После знакомства со Станиславом Тхоржевским мы долго не решались вернуться в прохладную комнату пансиона со студеной водой в белом с синим узором кувшине, со свежим всякий день бельем и успокоительной тишиной. До крайней усталости мы бродили по обширной Риджент-стрит, то скрываясь в темноте ночной улицы, то выходя под свет газовых фонарей. Я держал в руке полученную у Тхоржевского книгу — с месяц назад вышедшую вторую «Полярную звезду», а мысли и сердца наши были поглощены несчастьями великого изгнанника. Слухи о смертях вокруг Герцена доходили и до нас перед Крымской войной, но так они были темны, так перемешались в них сочувствие и злоба, испуг публики и черное карканье святош, что нечего было и думать об истине. А тут мы услышали горестную речь друга, мы вместе с ним пережили гибель матери Герцена и сына Коли в морской пучине, где-то между материком Европы и островом Иер, и агонию его жены, а с нею и оборвавшееся дыхание новорожденного Герцена. Мы увидели скорбные похороны русской на итальянской земле, на высокой горе у моря, процессию, которая шла долго, минуя пригороды и кучки зевак, дивившихся огромному венку алых роз на гробе, но более всего отсутствию священника. Были минуты, когда мне казалось, что я теряю Надю, что угасает не Natali, a Nadin, сломленная чужбиной, что и в созвучии двух нерусских имен, которыми любящие нарекли русских женщин, есть тайна и умысел судьбы.

Мы не уснули в ту короткую июньскую ночь. Шло к полному утру, солнечному и ясному, когда мы закрыли книгу, почувствовали голод и позавтракали в первой попавшейся харчевне. В полдень мы наняли кеб, чтобы поспеть ко времени на Финчлей-род. Надя безмолвно смотрела на редевшие дома лондонского пригорода; чем ближе подвигала нас к дому Герцена сытая лошадь, тем очевиднее открывалось смятение Нади.

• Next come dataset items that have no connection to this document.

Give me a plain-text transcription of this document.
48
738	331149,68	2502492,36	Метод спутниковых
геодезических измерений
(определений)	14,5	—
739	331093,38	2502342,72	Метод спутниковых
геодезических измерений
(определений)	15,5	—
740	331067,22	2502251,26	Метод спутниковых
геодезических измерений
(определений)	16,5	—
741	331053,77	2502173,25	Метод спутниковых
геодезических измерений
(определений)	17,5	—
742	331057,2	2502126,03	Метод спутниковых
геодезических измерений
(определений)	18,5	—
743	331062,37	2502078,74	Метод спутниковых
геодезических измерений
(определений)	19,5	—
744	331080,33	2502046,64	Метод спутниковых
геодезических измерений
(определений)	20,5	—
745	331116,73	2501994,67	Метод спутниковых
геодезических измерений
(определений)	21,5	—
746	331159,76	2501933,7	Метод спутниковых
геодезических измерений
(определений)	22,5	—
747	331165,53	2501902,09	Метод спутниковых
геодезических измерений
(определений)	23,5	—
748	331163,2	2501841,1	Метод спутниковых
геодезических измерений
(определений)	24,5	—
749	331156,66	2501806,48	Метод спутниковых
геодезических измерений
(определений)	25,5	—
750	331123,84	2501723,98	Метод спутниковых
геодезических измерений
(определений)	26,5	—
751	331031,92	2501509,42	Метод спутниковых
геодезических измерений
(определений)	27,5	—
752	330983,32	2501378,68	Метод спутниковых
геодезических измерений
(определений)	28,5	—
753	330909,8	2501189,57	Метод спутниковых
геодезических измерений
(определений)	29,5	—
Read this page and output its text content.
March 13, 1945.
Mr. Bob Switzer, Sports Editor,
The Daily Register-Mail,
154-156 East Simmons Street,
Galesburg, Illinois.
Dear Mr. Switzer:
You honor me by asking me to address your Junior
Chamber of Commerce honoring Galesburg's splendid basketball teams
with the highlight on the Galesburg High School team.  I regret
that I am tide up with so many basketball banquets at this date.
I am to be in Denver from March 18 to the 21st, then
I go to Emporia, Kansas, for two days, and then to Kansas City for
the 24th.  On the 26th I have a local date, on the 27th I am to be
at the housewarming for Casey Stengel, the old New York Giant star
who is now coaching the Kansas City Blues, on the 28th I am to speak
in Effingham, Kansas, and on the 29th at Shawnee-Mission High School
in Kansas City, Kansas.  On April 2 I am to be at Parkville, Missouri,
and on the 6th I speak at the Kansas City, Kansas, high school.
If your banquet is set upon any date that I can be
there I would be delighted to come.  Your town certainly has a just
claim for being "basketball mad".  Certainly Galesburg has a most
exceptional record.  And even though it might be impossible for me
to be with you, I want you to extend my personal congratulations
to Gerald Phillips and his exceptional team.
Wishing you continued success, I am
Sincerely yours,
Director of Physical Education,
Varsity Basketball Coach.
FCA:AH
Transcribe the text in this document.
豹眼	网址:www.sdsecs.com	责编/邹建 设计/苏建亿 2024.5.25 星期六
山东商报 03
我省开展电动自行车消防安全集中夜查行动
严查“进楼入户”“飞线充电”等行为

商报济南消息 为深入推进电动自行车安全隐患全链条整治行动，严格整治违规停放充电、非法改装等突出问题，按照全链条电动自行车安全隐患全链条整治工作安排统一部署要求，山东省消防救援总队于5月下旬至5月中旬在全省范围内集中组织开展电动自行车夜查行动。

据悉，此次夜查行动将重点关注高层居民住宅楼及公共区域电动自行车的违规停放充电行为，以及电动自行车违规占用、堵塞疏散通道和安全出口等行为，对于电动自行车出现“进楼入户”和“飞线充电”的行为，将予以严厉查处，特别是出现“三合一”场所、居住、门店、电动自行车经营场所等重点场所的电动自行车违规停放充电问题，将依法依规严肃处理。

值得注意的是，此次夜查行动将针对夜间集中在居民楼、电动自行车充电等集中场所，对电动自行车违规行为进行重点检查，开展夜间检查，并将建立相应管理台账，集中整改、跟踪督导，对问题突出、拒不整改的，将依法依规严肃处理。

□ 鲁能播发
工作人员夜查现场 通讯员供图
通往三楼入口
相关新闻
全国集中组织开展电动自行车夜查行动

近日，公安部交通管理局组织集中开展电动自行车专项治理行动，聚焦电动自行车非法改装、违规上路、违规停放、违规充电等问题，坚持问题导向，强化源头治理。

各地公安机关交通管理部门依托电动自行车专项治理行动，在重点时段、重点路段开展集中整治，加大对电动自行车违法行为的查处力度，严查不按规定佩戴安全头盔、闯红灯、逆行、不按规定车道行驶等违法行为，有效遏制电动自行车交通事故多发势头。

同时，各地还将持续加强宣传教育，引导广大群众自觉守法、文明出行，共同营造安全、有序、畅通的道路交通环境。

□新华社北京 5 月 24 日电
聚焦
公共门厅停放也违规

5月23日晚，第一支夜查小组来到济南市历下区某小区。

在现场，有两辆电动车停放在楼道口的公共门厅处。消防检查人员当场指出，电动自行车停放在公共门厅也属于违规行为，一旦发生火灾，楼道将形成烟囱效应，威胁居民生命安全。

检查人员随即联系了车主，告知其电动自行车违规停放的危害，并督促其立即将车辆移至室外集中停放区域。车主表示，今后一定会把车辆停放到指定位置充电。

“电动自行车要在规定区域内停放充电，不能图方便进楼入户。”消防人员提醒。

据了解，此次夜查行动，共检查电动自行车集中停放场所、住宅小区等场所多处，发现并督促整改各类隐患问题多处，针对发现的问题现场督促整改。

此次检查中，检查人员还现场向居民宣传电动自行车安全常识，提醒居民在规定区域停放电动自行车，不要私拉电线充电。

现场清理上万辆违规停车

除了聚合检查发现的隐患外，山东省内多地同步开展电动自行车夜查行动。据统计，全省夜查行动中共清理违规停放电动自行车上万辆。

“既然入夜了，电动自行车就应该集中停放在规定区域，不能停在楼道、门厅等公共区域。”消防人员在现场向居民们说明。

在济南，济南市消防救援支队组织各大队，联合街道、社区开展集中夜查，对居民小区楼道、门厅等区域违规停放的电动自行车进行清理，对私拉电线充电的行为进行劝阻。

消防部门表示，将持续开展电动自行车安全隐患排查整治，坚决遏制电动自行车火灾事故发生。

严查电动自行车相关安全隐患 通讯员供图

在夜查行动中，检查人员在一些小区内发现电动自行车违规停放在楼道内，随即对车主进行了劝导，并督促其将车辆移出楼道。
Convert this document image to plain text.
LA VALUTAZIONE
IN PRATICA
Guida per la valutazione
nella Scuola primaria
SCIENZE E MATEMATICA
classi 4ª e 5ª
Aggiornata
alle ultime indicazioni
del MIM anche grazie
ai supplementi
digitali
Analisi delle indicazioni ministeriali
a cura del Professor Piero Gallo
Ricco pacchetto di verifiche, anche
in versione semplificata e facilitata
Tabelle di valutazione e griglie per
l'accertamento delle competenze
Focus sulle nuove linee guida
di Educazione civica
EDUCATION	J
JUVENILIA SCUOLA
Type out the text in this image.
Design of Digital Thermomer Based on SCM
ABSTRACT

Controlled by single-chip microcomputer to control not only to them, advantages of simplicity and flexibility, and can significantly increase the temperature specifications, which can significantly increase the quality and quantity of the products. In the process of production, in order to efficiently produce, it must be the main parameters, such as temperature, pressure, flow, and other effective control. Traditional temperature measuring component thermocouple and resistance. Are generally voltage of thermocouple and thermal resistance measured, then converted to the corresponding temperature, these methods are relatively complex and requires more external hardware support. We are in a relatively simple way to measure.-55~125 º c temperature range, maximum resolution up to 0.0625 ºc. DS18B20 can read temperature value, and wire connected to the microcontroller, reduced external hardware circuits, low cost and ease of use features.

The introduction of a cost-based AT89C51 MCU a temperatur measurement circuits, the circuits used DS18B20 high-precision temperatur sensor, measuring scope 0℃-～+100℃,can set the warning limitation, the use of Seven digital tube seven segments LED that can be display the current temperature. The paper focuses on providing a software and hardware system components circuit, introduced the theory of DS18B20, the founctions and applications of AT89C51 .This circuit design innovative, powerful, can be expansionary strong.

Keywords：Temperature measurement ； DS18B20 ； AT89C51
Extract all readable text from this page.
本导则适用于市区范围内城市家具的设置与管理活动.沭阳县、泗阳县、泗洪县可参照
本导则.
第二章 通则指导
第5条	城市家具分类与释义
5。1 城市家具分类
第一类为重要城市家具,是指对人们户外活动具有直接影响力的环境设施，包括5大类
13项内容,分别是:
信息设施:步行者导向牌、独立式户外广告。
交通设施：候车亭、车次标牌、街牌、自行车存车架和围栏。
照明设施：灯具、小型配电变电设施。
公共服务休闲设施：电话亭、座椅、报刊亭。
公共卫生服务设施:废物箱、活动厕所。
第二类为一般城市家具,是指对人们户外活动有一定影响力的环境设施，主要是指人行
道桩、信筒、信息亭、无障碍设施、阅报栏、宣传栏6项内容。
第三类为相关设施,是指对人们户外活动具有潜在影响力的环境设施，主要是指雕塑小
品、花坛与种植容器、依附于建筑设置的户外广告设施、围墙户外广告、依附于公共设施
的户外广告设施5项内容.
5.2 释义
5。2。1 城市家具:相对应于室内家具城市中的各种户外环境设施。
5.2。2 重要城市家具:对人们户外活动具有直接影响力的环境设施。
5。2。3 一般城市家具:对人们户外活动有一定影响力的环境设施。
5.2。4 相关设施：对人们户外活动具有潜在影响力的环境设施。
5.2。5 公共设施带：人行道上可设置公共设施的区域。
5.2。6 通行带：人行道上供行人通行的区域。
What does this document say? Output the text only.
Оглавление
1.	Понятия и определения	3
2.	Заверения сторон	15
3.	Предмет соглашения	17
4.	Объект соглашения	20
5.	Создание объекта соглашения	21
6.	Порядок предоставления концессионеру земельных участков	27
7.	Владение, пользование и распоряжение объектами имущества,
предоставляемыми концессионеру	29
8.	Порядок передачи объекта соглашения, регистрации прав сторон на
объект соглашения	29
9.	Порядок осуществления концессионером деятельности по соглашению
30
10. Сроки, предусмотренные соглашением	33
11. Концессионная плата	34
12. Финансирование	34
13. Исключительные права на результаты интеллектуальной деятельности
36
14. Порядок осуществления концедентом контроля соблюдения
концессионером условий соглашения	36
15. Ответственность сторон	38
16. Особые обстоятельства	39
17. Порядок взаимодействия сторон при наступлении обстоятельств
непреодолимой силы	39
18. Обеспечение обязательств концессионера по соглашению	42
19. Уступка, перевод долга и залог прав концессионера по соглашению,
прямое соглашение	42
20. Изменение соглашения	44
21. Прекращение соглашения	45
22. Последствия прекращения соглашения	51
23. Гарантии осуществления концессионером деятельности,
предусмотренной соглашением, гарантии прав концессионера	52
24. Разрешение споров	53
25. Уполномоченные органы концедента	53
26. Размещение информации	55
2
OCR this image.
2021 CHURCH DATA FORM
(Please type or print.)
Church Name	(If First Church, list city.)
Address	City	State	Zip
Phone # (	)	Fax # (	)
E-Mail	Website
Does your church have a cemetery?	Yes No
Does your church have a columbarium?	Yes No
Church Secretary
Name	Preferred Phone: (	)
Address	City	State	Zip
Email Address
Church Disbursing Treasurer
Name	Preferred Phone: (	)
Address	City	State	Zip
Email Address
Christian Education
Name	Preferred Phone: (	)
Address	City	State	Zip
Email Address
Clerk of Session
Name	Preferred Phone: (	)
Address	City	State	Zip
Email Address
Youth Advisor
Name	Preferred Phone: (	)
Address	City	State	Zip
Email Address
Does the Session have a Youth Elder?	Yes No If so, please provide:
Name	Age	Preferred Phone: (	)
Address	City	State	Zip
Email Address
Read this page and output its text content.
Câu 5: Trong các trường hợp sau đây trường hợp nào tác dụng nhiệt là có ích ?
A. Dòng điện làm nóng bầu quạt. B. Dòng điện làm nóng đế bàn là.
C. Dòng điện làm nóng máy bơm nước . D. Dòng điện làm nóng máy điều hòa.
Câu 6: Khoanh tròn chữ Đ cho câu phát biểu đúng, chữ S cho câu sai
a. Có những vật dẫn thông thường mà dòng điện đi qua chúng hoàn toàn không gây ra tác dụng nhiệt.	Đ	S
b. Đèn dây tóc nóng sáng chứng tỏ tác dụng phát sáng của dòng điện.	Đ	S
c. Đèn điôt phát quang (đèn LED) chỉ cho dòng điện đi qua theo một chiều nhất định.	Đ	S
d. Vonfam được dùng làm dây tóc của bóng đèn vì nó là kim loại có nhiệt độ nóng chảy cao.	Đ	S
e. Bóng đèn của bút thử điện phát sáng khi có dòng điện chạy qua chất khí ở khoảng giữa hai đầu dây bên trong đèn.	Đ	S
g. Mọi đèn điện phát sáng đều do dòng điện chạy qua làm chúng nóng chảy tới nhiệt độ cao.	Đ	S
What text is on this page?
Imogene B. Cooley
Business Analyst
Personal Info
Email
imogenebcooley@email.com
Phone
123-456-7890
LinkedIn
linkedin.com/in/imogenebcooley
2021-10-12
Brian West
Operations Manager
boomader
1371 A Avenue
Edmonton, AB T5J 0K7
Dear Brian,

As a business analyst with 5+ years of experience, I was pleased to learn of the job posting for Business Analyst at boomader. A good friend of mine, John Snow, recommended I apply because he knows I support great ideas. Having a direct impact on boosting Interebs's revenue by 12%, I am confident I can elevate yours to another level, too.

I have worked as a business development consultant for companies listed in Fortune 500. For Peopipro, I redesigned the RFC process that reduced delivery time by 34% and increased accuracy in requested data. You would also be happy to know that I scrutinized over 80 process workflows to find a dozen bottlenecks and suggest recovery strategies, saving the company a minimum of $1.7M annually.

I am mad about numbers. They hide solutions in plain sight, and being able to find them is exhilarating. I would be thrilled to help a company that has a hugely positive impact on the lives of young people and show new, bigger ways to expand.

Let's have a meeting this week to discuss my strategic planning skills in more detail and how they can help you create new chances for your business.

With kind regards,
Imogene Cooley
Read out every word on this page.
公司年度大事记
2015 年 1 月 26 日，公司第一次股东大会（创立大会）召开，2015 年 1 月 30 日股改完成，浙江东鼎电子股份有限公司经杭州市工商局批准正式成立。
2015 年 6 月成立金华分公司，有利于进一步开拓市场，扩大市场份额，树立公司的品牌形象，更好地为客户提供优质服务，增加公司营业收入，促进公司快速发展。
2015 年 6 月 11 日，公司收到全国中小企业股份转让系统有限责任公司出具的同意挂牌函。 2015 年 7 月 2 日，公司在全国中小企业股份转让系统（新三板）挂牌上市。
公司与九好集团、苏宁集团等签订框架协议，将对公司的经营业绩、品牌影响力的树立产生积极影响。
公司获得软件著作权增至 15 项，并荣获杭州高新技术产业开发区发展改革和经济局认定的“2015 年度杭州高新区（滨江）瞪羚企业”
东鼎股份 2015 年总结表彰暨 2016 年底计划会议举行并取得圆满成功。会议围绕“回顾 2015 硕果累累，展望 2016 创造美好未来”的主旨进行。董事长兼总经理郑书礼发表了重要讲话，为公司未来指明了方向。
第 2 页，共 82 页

В начале Финчлей-род я отпустил возницу. Мы не спеша двинулись по четной стороне, наблюдая дома, изгороди и калитки нечетной. За 19-м номером окраинная зелень оборвалась, потянулась угрюмая кирпичная стена, высокая, со сверкающими на солнце остриями битого стекла поверху. И за стеной хоронилась зелень, силясь выглянуть на Финчлей-род, но главным впечатлением была стена и такой же каменный, строгий, с оттенком казенности, дом и серая холодная калитка с номером 21.

— Ты пойдешь один, — Надя остановилась на мостовой.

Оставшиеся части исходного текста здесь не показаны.